Highlights of the Year #1: McDowell at the Ryder Cup
Monday 4th October. The 16th at Celtic Manor. 13.5 points to Europe, 13.5 points to the USA. Every game has finished bar one, Graeme McDowell v Hunter Mahan. McDowell was leading by one, with a 15ft putt to win the hole.
Tension was in the air, if America were to just tie the hole, they would keep the Ryder Cup, Europe had to win. McDowell had to win.
On the green. Surrounded by thousands of fans watching just that one hole. Just those two players. He bends down, surveying the turf. Shots of his team mates, Rory McIlroy, fearing the worst And walks up to the ball, the pressure of an entire continent resting on his shoulders.
Three practice putts and then McDowell lines it up. Swings back and forth, releasing energy onto the ball. Off it goes, movement left and right, slowly heading to the hole in the ground. He moves the club to his left hand as the ball reaches the left hand side of the hole.
Pandemonium. Sheer delight, McDowell raises his hands and punches the air, screaming “Come on.”. Europe 2 up with two to play, they couldn’t lose it now, surely.
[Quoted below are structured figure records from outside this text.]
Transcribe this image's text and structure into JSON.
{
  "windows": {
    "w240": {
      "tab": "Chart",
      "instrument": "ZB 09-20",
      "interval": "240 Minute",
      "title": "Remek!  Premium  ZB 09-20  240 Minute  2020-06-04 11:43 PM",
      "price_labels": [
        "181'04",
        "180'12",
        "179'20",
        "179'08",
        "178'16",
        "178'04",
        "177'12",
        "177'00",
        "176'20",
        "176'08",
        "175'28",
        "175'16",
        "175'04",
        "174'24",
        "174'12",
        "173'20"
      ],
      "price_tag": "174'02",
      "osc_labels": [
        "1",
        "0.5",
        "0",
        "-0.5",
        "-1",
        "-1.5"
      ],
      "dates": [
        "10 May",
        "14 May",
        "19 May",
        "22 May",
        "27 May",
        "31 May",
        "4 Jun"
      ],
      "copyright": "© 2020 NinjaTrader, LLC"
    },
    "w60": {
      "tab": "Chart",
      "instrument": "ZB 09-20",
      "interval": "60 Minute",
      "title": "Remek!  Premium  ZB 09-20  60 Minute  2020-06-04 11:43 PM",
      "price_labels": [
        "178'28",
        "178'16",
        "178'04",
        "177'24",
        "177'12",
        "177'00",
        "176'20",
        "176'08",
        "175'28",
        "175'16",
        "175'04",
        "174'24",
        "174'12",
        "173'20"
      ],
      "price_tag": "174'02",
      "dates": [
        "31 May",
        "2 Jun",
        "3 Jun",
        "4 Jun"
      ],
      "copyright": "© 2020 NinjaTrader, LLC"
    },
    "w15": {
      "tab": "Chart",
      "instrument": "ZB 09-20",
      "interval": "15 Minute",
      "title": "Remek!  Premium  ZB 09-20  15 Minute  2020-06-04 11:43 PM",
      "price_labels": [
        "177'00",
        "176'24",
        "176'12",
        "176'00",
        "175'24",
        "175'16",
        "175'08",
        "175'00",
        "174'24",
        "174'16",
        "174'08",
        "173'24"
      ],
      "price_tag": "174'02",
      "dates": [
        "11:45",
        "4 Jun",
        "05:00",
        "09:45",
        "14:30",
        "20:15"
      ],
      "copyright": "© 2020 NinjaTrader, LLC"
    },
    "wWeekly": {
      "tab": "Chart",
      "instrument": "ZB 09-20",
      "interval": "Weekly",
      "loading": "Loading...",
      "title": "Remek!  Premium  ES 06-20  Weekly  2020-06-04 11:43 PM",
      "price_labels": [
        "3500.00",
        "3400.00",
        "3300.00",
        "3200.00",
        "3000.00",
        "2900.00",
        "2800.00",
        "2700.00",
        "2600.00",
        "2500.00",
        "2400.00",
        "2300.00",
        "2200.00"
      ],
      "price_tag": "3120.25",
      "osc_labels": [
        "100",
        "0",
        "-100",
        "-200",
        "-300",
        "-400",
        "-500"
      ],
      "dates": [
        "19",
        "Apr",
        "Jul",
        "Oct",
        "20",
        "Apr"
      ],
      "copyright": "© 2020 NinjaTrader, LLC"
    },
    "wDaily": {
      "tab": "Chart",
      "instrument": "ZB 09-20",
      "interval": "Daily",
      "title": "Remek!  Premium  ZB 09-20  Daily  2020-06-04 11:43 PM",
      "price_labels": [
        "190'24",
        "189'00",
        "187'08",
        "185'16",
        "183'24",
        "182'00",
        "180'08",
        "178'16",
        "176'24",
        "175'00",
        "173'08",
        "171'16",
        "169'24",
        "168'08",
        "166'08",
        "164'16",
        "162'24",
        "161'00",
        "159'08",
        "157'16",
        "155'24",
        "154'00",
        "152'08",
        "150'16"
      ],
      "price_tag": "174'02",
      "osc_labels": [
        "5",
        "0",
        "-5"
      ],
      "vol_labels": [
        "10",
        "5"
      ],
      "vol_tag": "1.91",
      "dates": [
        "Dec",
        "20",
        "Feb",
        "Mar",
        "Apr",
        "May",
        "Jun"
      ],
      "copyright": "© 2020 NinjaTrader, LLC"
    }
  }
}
Hunter Mahan would go on to concede the 17th hole, making McDowell the winner of the match and handing back the Ryder Cup to the thankful arms of Team Europe. After the disaster in 2008 it was good to see Colin Montgomerie lead the team back to the winning ways it was used to in the early part of the decade.
In a way, Europe were lucky. The heavy rain changed everything and one session would become so influential to European victory. Session 3 was changed to include two foursome matches and four fourballs. The session would see Europe pick up a massive 5.5 points compared to the USA’s 0.5. This would be the only session the Europeans would go onto win, with USA on top in the other three. But the weather was taken advantage of by one team, and they made the team that didn’t pay severely.
Take nothing of the performance of Graeme McDowell on the 16th hole. Despite it being won on the 17th, it wouldn’t have happened if it wasn’t for one of the most memorable putts in golfing history. Everything was perfect, and with so many people watching, both at Celtic Manor and at home in front of a TV, he got it so right at the moment he needed to do that.
It capped off an exceptionally good year for McDowell, who also became the first British golfer since Paul Lawrie in 1999 to win a major championship, by winning the US Open. Add this to Martin Kaymer’s success at the USPGA and Lee Westwood becoming the world number 1, everything really did make this a golfing year for Europe to remember.
It didn’t just end there of course, the success of McDowell and Westwood over the year has seen them nominated for the BBC’s Sports Personality of the Year. And while I feel Westwood hasn’t done enough to deserve it, my vote may just be heading to the Northern Irishman.